36- Andolsun, biz her ümmete: "Allah'a kulluk edin ve tağuttan kaçının" (diye tebliğ etmesi için) bir peygamber gönderdik.(32) Böylelikle, onlardan kimine Allah hidayet verdi, onlardan kiminin üzerine de sapıklık hak oldu.(33) Artık, yeryüzünde dolaşın da yalanlayanların uğradıkları sonucu görün.(34)

AÇIKLAMA

32. Yani, "Siz işlediğiniz günahlara 'Allah'ın dileği böyle' diye özür öne sürerek kurtulamazsınız, çünkü biz her ümmete 'Benden başkasına kulluk etmeyin, tağuta uyup, ona itaat etmeyin' diye tebliğ eden bir peygamber gönderdik. Bunun yanısıra sizi, daha önceden amellerinizi ve sapıklıklarınızı kabul etmediğimiz konusunda uyarmıştık. O halde neden sapıklıklarınız için özürler bulmaya çalışıyorsunuz? Yoksa size gönderdiğimiz rasûllerin size dini tebliğ etmek yerine, sizi zorlaması gerektiğini mi söylemek istiyorsunuz?" (Allah'ın "dileği" ile Allah'ın "kabul"ü arasındaki fark için bkz. En'am. an: 80, Zümer. an: 20)
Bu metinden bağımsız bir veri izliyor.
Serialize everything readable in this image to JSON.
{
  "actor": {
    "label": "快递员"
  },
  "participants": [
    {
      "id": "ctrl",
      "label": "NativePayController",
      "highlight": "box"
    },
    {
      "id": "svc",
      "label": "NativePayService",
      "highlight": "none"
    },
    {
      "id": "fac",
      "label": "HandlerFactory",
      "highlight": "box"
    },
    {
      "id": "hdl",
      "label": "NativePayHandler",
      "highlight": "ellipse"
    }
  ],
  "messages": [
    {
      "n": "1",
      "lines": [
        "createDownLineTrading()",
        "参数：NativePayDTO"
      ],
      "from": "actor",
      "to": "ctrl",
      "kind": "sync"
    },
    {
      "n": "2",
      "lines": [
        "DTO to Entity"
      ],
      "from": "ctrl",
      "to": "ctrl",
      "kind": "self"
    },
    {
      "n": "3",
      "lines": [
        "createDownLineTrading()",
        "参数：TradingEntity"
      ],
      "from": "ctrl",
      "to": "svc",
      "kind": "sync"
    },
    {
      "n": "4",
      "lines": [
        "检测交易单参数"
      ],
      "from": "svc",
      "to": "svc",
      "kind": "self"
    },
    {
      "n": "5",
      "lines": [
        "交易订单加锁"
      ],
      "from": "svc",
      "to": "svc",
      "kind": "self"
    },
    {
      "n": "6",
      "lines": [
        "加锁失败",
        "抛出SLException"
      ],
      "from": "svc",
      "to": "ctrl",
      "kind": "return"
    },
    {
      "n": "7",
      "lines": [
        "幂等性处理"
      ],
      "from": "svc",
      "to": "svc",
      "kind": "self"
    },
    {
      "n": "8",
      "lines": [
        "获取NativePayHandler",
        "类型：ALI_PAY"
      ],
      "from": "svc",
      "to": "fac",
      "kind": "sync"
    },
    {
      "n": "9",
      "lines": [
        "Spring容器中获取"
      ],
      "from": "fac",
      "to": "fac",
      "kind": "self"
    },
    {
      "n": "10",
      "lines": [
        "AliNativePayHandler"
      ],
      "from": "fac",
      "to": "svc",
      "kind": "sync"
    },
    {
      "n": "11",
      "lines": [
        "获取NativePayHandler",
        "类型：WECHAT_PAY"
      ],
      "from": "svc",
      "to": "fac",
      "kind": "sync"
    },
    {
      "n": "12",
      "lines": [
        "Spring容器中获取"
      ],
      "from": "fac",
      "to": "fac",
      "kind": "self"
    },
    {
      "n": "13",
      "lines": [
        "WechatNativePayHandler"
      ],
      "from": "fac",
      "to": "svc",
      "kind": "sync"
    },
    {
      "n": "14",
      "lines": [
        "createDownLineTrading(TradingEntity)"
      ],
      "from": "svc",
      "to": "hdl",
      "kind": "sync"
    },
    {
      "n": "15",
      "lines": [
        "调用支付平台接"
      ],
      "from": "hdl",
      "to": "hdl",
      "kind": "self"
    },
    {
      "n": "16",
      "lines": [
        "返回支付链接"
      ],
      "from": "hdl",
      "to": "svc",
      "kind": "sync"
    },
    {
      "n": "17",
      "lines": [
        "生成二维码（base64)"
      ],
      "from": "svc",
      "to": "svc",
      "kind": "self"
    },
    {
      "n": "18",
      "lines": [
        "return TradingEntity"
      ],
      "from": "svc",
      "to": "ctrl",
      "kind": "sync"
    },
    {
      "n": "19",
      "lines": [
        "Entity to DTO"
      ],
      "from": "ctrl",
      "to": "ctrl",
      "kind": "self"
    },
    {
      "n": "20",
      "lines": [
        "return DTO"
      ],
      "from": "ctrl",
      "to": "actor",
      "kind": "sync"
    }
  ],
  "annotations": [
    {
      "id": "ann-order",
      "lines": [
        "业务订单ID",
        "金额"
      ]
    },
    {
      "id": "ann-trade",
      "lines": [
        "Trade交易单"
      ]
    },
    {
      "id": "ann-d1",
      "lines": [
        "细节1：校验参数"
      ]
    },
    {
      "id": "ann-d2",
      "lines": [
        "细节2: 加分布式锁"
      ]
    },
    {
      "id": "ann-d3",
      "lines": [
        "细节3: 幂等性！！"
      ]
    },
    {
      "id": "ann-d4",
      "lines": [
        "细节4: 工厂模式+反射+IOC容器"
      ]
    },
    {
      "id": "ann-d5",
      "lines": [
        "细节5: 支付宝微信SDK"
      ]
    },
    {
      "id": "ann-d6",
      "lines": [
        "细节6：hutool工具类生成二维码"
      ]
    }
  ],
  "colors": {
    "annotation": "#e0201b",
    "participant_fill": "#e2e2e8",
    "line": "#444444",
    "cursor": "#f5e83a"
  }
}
33. Yani, "Ne zaman bir ümmete bir peygamber gelse onlar iki grup olurlar."
(1) Daveti kabul edenler (Eğer Allah'ın dilemesi olmasa bu da imkansız olur.)
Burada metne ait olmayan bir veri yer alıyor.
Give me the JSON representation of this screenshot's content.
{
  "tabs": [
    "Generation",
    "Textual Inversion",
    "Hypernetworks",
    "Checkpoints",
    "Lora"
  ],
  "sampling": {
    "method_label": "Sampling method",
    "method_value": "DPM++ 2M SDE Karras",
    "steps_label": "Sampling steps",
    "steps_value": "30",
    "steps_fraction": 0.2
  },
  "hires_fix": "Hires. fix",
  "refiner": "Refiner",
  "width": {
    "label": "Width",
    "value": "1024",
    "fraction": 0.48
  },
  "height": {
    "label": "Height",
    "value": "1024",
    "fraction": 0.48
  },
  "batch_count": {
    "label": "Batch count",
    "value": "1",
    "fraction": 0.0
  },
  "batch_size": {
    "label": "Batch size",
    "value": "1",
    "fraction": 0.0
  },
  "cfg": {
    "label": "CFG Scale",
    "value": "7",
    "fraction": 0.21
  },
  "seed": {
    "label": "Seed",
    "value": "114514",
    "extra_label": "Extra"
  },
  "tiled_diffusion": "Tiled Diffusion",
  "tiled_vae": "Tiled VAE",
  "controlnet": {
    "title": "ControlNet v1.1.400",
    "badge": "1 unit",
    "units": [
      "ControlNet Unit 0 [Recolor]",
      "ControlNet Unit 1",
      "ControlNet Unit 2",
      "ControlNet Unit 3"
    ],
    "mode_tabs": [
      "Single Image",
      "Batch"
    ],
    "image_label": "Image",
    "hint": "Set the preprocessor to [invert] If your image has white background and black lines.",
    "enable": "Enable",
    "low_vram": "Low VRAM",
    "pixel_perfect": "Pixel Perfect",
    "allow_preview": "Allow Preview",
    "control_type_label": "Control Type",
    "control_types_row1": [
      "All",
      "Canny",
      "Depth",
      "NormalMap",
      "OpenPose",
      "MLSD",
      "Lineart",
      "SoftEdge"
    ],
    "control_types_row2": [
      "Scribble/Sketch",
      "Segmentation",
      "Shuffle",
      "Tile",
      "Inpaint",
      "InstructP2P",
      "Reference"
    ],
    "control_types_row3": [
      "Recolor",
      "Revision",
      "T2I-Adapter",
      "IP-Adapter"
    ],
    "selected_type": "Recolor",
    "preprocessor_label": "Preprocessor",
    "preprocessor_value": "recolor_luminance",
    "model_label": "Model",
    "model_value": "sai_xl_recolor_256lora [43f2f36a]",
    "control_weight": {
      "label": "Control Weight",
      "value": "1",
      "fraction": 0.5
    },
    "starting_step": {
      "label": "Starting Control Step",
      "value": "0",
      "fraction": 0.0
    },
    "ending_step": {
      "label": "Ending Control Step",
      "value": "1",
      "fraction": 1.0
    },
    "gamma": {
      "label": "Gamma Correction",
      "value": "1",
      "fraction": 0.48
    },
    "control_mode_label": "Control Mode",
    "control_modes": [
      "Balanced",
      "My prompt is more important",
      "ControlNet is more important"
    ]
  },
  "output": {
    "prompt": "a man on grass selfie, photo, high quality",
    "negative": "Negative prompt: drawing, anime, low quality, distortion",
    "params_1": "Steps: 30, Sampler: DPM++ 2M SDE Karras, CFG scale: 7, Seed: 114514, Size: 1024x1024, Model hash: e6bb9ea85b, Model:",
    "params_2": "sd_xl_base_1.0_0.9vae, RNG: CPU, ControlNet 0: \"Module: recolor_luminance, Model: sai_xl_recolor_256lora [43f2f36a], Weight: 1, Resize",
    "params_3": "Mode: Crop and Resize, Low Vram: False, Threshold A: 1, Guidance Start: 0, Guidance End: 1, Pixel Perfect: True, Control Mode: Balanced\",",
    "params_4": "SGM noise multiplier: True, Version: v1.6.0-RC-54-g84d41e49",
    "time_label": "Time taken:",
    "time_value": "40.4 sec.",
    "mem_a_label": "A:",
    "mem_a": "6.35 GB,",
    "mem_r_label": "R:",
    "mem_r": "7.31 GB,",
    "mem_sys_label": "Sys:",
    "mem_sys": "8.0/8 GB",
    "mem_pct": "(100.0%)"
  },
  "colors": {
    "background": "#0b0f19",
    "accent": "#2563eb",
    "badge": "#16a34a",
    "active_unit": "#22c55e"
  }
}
(2) Daveti reddeden ve sapık yola bağlananlar. (Daha geniş açıklama için bkz. En'am. an: 28.)
34. Yani, siz insanlık tarihinden kendinize ders çıkarabilirsiniz. Sözgelimi Hz. Musa (a.s) ve İsrailoğulları mı Allah'ın azabına çarptırılmıştır yoksa Firavun ve kavmi mi? Yine azab, Hz. Salih, Hz. Hud, Hz. Nuh ve diğer peygamberlere inanan kimselere mi, yoksa onları reddedenlere mi gelmiştir? Bu tarihi misallerden, kafir toplumlara bir mühlet tanınmış olduğu ortaya çıkmıyor mu? Allah onlara inkar ve isyan etmelerine rağmen, yine de mühlet vermiştir. Ancak kendilerine yapılan tebliğ ve nasihata rağmen, bir toplum dalâlet üzerinde ısrar eder ve haddi aşarsa, onlara verilen mühlet sona erer ve Allah o toplumu helâk eder.